D’ordre général, nous avons tous un plat qui nous rappelle notre enfance, qui nous ramène à la maison. Pâté chinois, ragoût, tajine, bouillabaisse, j’en passe. Notre madeleine, transmise par nos parents ou, parfois, découverte plus tard, en voyage. Ces plats qui nous ouvrent les yeux sur l’immensité du monde culinaire.
C’est ce qui m’a donné envie de m’intéresser à ces plats qui nous forgent, plus particulièrement chez les gens de l’industrie. Les chefs, les pâtissiers, les boulangers. Voir s’il existe un lien entre ce qui les a construits et leur manière de cuisiner, leur style. Après tout, nous avons souvent tendance à revenir aux sources. Je sais que c’est mon cas.
Si je commence par moi, je me souviens, comme si c’était il y a seulement quelques heures, de mon moment proustien. J’ai eu la chance de voyager assez jeune. Mes parents ont immigré ici, seuls, chacun depuis leur pays d’origine, le Maroc et l’Égypte. J’ai toujours aimé y retourner, goûter aux plats que je connaissais déjà, mais préparés à la manière locale. Grande surprise pour un jeune gourmand, le foul ne goûte pas du tout pareil à Montréal qu’au Caire.

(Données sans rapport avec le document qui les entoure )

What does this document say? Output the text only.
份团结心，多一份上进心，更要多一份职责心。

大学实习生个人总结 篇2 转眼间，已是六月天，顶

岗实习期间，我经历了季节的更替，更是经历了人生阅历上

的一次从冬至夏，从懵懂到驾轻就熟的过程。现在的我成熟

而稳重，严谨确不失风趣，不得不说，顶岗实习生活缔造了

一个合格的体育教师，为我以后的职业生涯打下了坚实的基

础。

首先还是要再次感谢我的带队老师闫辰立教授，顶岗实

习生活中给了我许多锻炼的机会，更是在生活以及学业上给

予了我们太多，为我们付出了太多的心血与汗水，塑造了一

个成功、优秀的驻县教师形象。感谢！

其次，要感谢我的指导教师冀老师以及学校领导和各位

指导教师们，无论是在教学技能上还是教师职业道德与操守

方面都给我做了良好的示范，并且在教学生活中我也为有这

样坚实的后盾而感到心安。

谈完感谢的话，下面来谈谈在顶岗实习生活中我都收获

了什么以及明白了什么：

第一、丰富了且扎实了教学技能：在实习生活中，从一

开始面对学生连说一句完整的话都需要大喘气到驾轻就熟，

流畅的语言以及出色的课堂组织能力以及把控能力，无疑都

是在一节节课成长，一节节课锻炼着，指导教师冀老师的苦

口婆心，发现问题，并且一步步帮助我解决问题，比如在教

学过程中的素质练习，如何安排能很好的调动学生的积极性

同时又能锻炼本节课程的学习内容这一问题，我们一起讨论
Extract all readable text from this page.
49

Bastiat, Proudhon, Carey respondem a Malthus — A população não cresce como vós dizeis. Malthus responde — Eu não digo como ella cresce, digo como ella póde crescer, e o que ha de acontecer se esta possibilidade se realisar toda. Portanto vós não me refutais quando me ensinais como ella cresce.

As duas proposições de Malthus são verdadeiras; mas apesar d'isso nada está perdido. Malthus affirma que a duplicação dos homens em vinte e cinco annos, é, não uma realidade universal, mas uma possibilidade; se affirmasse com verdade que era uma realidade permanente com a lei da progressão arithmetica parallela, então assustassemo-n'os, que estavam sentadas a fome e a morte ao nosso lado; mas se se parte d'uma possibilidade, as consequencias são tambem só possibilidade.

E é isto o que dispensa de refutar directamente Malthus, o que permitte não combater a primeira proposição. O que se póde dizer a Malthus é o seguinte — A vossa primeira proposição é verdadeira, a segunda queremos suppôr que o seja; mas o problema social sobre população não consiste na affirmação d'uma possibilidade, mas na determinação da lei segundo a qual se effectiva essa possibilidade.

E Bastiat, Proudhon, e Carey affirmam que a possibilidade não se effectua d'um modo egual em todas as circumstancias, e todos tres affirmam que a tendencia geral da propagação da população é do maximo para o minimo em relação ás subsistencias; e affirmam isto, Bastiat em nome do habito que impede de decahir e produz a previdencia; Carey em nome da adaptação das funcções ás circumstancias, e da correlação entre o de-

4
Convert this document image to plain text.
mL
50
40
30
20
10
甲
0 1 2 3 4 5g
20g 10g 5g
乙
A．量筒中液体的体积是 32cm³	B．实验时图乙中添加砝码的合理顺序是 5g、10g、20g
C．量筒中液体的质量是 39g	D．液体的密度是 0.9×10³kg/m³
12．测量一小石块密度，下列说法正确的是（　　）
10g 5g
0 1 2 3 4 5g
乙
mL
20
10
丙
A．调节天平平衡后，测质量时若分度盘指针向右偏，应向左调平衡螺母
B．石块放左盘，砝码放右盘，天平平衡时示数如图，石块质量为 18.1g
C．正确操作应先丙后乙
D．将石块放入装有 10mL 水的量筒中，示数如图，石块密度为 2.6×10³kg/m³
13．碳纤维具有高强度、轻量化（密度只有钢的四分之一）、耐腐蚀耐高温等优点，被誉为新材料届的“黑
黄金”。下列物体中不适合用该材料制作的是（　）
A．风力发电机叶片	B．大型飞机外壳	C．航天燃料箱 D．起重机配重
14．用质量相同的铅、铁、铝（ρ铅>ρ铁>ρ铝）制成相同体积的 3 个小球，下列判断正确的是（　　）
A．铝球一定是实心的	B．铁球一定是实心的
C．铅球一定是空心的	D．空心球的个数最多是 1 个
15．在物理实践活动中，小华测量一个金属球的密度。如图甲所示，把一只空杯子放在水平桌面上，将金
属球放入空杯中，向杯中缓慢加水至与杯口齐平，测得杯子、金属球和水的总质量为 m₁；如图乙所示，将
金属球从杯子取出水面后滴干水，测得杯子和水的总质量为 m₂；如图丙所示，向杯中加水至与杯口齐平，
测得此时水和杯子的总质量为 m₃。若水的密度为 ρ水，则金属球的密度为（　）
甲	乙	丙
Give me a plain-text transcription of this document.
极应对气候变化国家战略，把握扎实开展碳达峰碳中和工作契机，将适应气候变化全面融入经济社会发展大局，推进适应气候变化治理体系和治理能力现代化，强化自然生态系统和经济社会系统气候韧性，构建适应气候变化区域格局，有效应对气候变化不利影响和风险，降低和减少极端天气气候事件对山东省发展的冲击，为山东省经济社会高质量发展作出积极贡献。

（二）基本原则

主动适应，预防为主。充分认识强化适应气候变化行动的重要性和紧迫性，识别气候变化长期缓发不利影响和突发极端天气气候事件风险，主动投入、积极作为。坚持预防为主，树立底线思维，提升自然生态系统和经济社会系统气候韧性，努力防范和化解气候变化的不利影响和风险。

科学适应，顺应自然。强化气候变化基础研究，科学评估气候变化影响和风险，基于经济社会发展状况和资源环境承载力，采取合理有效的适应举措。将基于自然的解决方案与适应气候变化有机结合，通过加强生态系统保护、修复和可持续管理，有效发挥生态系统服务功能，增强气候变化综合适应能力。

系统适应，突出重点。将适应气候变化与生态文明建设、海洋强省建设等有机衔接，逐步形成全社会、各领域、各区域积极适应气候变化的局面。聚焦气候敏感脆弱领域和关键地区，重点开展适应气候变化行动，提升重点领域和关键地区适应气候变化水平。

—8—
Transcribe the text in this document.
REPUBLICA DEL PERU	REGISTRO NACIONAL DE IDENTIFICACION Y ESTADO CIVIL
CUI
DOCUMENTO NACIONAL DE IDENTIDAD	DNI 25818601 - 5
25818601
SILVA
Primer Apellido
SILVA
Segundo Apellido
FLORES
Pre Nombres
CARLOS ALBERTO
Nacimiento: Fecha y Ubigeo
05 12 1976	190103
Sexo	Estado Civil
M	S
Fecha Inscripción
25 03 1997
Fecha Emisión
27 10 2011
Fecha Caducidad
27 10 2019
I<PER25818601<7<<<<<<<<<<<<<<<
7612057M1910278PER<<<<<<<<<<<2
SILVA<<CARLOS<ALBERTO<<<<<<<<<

Les falafels non plus, d’ailleurs.
« Ça goûte plus fort », avais-je dit, très exactement.
Avec le temps, j’ai compris que c’était le goût original des produits et qu’ici, bien souvent, on a droit à une version plus propre, plus aseptisée, moins odorante. Mais je m’égare.
Mon premier voyage en Espagne, pour aller voir ma tante, n’a pas été mon préféré. En vérité, j’ai passé un sale moment. À 17 ans, je n’étais pas exactement familier avec l’importance de bonnes chaussures de marche. Porter des Toms pour faire vingt mille pas par jour n’est pas l’idéal. Je l’ai appris à la dure, traînant mes chevilles enflées contre mon gré. La plage, surtout, était particulièrement pénible.
Lorsque mon cousin et ma mère ont insisté pour qu’on aille manger dans un restaurant de plage à Torremolinos, j’ai cédé assez facilement à la pression. Je me souviens n’avoir pas quitté des yeux les cuisiniers qui s’occupaient de la paella sur le patio. Le moment qui m’a le plus marqué reste, à ce jour, l’un de mes souvenirs olfactifs les plus vifs.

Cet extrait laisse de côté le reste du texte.